Craig plays a silver Jew silverback named Tuvia Bielski, a heroic thug who guns down the police who rounded up his parents for the SS, and then teams up with his brothers Zus (Liev Schreiber) and Asael (Jamie Bell) to create a Belarussian forest hideout. Here, thousands of fellow Jews eventually take refuge and form a makeshift civilization, all while making guerrilla raids on the Nazis. This is a true story, never before dramatized on film, though if it seems familiar that may be due to an uncanny structural and tonal similarity with 1984’s Red Dawn. The Bielski partisans share a heedless tough-guy mentality with young Patrick Swayze’s Wolverines—Zus greets potential Nazis with the salutation, “You like to shoot Jews, little shit?”—and Defiance even improves on John Milius’ adolescent fantasy by adding sex: The bravest fighters each take comely “forest wives,” with whom they enjoy apocalyptic honeymoons before grabbing their pistols.

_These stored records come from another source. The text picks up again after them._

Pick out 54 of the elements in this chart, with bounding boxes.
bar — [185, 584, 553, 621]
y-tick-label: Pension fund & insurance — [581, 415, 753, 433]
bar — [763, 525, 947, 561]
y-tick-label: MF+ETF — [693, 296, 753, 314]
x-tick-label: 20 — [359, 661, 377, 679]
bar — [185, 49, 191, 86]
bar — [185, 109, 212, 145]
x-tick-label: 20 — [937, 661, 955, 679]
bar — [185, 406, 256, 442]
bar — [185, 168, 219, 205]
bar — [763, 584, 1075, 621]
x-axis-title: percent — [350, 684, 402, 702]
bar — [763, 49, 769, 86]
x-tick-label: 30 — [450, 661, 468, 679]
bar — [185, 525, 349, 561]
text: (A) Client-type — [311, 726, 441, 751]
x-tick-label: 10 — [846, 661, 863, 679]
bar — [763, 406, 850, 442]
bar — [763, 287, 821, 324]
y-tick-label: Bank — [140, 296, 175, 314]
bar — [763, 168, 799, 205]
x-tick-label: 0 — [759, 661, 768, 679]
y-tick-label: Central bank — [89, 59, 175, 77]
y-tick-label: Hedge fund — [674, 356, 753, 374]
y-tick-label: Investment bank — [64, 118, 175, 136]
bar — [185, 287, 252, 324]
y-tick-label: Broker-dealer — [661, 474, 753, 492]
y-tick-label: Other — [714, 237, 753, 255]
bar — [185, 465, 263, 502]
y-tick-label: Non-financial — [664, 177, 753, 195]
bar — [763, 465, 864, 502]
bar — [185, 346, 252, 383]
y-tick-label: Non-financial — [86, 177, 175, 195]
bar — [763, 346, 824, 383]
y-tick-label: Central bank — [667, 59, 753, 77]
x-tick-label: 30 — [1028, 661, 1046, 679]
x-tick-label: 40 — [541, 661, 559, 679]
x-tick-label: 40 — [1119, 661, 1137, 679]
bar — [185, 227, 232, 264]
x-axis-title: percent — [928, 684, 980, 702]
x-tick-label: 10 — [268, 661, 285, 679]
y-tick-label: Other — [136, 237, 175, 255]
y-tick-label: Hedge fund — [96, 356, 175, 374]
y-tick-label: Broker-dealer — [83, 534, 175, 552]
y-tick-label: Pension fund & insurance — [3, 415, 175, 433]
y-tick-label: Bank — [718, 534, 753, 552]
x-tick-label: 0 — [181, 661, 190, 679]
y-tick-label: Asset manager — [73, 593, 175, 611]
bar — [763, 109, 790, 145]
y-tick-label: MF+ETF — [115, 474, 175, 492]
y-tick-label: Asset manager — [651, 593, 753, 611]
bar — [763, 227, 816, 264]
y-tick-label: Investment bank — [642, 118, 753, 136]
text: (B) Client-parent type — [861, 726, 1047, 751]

Zwick’s general heavy-handedness is a fun match for this vengeful material, and he even lets up the bombast from time to time: A shot of ghetto escapees ripping gold stars from their coats is rousing because it’s uncharacteristically understated. Defiance only becomes troubling in retrospect, as it dawns on you how completely the warrior code clashes with the setting. Daniel Craig is rugged, grave and selfless, but the idea of helpless people gaining strength by unquestioning allegiance to a strongman eventually plays as more than a little fascist. R.


SEE IT: Defiance opens Friday at Cedar Hills, Eastport, Cinetopia, City Center, Division, Fox Tower, Lloyd Center and Movies on TV.